If $F$ is instead contravariant, there seems to be no sensible notion of how $FN$ and $FM$ relate to each other in terms of inclusion.

I believe there is no reason for my first question to be true, but I cannot think of a counterexample. Also, more informally, I was wondering why it doesn't work. What I mean is that we define a functor with some "structure-preserving" properties, so that we can use it to study our objects. Then why isn't such a natural relation as inclusion be preserved by a functor?

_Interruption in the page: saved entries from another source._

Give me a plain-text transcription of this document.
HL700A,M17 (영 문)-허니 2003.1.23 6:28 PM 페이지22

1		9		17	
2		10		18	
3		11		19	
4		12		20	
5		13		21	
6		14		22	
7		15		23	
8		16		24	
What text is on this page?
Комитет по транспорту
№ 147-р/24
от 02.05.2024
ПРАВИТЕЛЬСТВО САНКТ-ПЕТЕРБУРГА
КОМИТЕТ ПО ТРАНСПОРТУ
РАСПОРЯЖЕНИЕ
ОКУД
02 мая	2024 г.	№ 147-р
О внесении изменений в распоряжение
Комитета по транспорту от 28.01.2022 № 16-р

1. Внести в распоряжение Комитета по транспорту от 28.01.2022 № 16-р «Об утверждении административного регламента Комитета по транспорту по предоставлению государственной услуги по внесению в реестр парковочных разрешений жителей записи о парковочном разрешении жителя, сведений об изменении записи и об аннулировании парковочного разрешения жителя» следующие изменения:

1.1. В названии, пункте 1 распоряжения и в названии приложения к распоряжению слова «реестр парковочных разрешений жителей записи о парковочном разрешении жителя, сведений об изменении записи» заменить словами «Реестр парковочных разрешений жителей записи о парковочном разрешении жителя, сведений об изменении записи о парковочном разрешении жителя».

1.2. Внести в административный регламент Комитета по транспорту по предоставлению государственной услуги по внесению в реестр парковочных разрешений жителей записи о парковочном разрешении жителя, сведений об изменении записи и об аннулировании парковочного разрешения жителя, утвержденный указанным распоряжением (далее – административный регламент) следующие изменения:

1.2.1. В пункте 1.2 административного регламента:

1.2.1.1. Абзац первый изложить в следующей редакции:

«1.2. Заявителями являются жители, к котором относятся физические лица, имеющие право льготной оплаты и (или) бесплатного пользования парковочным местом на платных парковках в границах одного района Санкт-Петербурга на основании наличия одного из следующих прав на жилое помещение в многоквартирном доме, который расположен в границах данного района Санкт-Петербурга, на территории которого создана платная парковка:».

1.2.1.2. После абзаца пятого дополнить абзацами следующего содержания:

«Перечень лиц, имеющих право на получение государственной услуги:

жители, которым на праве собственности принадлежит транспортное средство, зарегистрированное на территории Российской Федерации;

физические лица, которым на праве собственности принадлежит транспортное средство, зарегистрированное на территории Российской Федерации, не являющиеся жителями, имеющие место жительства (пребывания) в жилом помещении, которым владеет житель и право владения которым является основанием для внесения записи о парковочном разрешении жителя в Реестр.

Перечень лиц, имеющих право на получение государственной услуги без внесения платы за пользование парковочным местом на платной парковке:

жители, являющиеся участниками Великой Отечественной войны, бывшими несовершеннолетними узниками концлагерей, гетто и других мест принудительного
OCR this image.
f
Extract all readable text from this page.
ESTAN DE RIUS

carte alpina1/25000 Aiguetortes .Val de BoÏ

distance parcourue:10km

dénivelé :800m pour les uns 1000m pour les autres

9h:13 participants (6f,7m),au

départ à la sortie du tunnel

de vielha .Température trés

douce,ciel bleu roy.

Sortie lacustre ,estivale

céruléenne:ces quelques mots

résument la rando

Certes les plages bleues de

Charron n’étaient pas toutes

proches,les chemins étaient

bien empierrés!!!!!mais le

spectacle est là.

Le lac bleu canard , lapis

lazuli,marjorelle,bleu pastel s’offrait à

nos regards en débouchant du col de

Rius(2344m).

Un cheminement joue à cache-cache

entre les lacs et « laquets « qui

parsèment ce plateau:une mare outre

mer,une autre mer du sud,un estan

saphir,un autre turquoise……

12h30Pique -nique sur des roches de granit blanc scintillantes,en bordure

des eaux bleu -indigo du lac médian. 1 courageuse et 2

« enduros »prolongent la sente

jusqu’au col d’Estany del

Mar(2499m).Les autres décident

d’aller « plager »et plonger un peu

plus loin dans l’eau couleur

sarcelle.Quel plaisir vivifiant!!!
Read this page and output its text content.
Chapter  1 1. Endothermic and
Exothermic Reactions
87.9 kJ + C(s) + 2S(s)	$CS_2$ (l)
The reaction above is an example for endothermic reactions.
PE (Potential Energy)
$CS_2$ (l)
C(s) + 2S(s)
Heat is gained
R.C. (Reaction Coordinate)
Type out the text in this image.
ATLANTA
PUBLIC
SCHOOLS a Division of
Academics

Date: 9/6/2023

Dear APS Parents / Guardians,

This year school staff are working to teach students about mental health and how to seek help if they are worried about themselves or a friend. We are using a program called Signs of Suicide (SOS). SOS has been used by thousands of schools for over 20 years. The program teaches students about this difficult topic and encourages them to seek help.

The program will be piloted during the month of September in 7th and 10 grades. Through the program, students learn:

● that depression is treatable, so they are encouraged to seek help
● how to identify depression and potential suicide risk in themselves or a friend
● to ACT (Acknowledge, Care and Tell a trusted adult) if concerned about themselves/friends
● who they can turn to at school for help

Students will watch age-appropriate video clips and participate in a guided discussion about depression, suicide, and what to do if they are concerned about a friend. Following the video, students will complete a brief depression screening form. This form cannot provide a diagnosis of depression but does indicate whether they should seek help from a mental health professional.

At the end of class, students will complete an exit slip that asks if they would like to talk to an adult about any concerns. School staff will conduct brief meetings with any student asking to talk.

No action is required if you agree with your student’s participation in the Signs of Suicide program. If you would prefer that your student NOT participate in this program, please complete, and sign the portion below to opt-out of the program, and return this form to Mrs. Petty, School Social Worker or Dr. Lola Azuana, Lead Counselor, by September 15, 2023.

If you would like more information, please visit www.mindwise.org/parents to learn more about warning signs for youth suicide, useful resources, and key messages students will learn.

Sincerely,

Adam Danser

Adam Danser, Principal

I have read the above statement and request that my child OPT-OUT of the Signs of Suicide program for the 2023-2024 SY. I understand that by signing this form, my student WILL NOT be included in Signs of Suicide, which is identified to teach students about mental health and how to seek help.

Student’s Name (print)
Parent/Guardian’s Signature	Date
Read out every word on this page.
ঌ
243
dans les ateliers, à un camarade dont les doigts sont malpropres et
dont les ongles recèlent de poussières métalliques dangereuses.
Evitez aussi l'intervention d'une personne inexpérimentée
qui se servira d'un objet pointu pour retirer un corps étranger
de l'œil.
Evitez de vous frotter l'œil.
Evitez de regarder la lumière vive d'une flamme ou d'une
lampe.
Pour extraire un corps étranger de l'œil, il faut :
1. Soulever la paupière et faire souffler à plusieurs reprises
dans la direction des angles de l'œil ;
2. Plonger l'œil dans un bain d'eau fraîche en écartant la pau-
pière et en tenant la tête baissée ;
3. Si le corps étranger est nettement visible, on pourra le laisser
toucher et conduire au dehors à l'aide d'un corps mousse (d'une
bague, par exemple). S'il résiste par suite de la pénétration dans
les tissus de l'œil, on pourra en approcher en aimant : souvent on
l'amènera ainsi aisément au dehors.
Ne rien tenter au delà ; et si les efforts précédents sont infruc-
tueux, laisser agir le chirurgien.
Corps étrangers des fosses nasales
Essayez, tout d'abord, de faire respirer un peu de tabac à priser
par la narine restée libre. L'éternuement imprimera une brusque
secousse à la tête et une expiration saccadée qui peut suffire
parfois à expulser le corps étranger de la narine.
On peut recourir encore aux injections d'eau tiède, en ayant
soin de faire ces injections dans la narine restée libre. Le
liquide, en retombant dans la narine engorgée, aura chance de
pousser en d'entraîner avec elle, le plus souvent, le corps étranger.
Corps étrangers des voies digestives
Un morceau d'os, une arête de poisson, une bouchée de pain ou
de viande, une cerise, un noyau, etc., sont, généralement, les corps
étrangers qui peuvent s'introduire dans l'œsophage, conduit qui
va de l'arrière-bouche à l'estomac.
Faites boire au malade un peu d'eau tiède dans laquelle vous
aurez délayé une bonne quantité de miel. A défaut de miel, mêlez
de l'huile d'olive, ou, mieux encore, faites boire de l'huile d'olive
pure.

• Tensoring with a fixed module is a functor (from the category of $R$-modules to itself) which doesn't necessarily respect injectivity. In fact, a module for which tensoring with that module respects injectivity is called "flat", and it is a rather important concept. Jan 5, 2018 at 14:33
• I know of the counterexample with $M = \mathbb{Z}$, $N = 2 \mathbb{Z}$ and $F$ that is tensoring with $\mathbb{Z} / 2 \mathbb{Z}$. Then the inclusion becomes the zero map $FN \longrightarrow FM$. However I feel like this is a sort of half-counterexample. The inclusion doesn't work, but clearly $FN$ embeds into $FM$. Do you know of any counterexample where there is no room for doubt? Sorry if I'm picky... Jan 5, 2018 at 14:58
• @user404944 Take the inclusion $\mathbb{Z}\to \mathbb{Q}$ with the same $F$. Jan 5, 2018 at 15:28

I assume $F$ is a functor from modules to modules. A typical example is $M \otimes_R (-)$ where $M$ is a right $R$-module: this is a functor from left $R$-modules to abelian groups. It preserves monomorphisms / injectivity iff it is exact (for this we need to know that the functor is already additive and right exact) iff $M$ is flat, and there are many examples of modules which are not flat.
Perhaps the simplest one is $\mathbb{Z}/2\mathbb{Z}$, or more generally any abelian group with nontrivial torsion, as a module over $\mathbb{Z}$. The corresponding functor sends an abelian group $A$ to the quotient $A/2A$; the quotient map $A \to A/2A$ is the universal map from $A$ to a $\mathbb{Z}/2\mathbb{Z}$-module, or equivalently an $\mathbb{F}_2$-vector space. And this functor does not preserve the inclusion $\mathbb{Z} \subsetneq \mathbb{Z}[1/2]$, because the latter is sent to zero.
Let me first address your last question. It's not correct to think of a functor as an operation that preserves all the structure of modules. Rather, a functor is an operation that preserves certain very specific structure: namely, homomorphisms and their composition. There is no reason to expect a general functor to preserve anything more than that, because that's not what functors are designed to do. You may find it enlightening to consider group homomorphisms as an analogy. The property of being a normal subgroup is extremely important in group theory, but if $f:G\to H$ is a group homomorphism and $K\subseteq G$ is a normal subgroup, then $f(K)$ is not necessarily a normal subgroup of $H$. This isn't a flaw in the definition of group homomorphisms; it's just not what they're designed to do.